Isaf initially announced that 10 troops were wounded in the incident and two people were killed, but a spokesman later revised the casualty figures.
“Operational reporting is very fluid. You’ve got to understand that we’re trying to get all the facts,” the spokesman told the AFP news agency.
“There are seven wounded and one killed in action. It is up to respective governments to release the killed in action. The seven wounded are Isaf personnel.”
Another Isaf spokesman identified the aircraft as a US-made Chinook, and said that the landing site had been secured by Afghan and Nato soldiers.
Eastern Afghanistan is one of the most volatile parts of the country, where the Taliban and other anti-government groups have a strong presence.
The attack comes after roadside bombs killed at least seven people including two Nato troops on Sunday.
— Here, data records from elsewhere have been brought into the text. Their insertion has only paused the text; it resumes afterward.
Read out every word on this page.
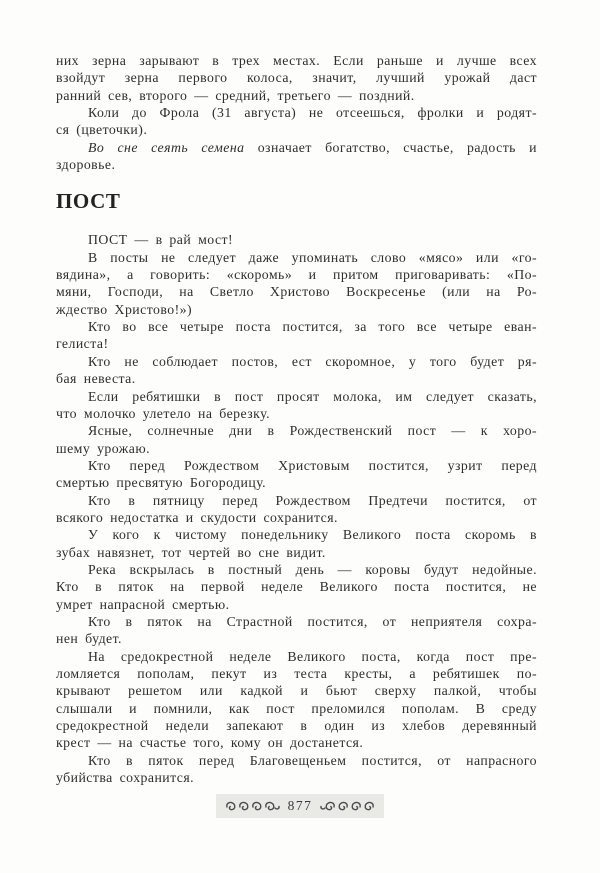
них зерна зарывают в трех местах. Если раньше и лучше всех
взойдут зерна первого колоса, значит, лучший урожай даст
ранний сев, второго — средний, третьего — поздний.
Коли до Фрола (31 августа) не отсеешься, фролки и родят-
ся (цветочки).
Во сне сеять семена означает богатство, счастье, радость и
здоровье.
ПОСТ
ПОСТ — в рай мост!
В посты не следует даже упоминать слово «мясо» или «го-
вядина», а говорить: «скоромь» и притом приговаривать: «По-
мяни, Господи, на Светло Христово Воскресенье (или на Ро-
ждество Христово!»)
Кто во все четыре поста постится, за того все четыре еван-
гелиста!
Кто не соблюдает постов, ест скоромное, у того будет ря-
бая невеста.
Если ребятишки в пост просят молока, им следует сказать,
что молочко улетело на березку.
Ясные, солнечные дни в Рождественский пост — к хоро-
шему урожаю.
Кто перед Рождеством Христовым постится, узрит перед
смертью пресвятую Богородицу.
Кто в пятницу перед Рождеством Предтечи постится, от
всякого недостатка и скудости сохранится.
У кого к чистому понедельнику Великого поста скоромь в
зубах навязнет, тот чертей во сне видит.
Река вскрылась в постный день — коровы будут недойные.
Кто в пяток на первой неделе Великого поста постится, не
умрет напрасной смертью.
Кто в пяток на Страстной постится, от неприятеля сохра-
нен будет.
На средокрестной неделе Великого поста, когда пост пре-
ломляется пополам, пекут из теста кресты, а ребятишек по-
крывают решетом или кадкой и бьют сверху палкой, чтобы
слышали и помнили, как пост преломился пополам. В среду
средокрестной недели запекают в один из хлебов деревянный
крест — на счастье того, кому он достанется.
Кто в пяток перед Благовещеньем постится, от напрасного
убийства сохранится.
877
Elsewhere, five members of a family died in a roadside blast in eastern Paktia province, while Nato troops were killed in an explosion on a highway in southern Afghanistan, the military alliance said.
Sunday’s deaths, which have brought to 26 the number of Nato forces killed this month, came a day after four Italian troops died in a roadside blast in western Farah province.
There are currently around 152,000 foreign troops under US and Nato command in Afghanistan, and
two-thirds of the troops are American.
At least 2,014 Nato troops have died since the US-led invasion of Afghanistan on October 7, 2001, according to an Associated Press count.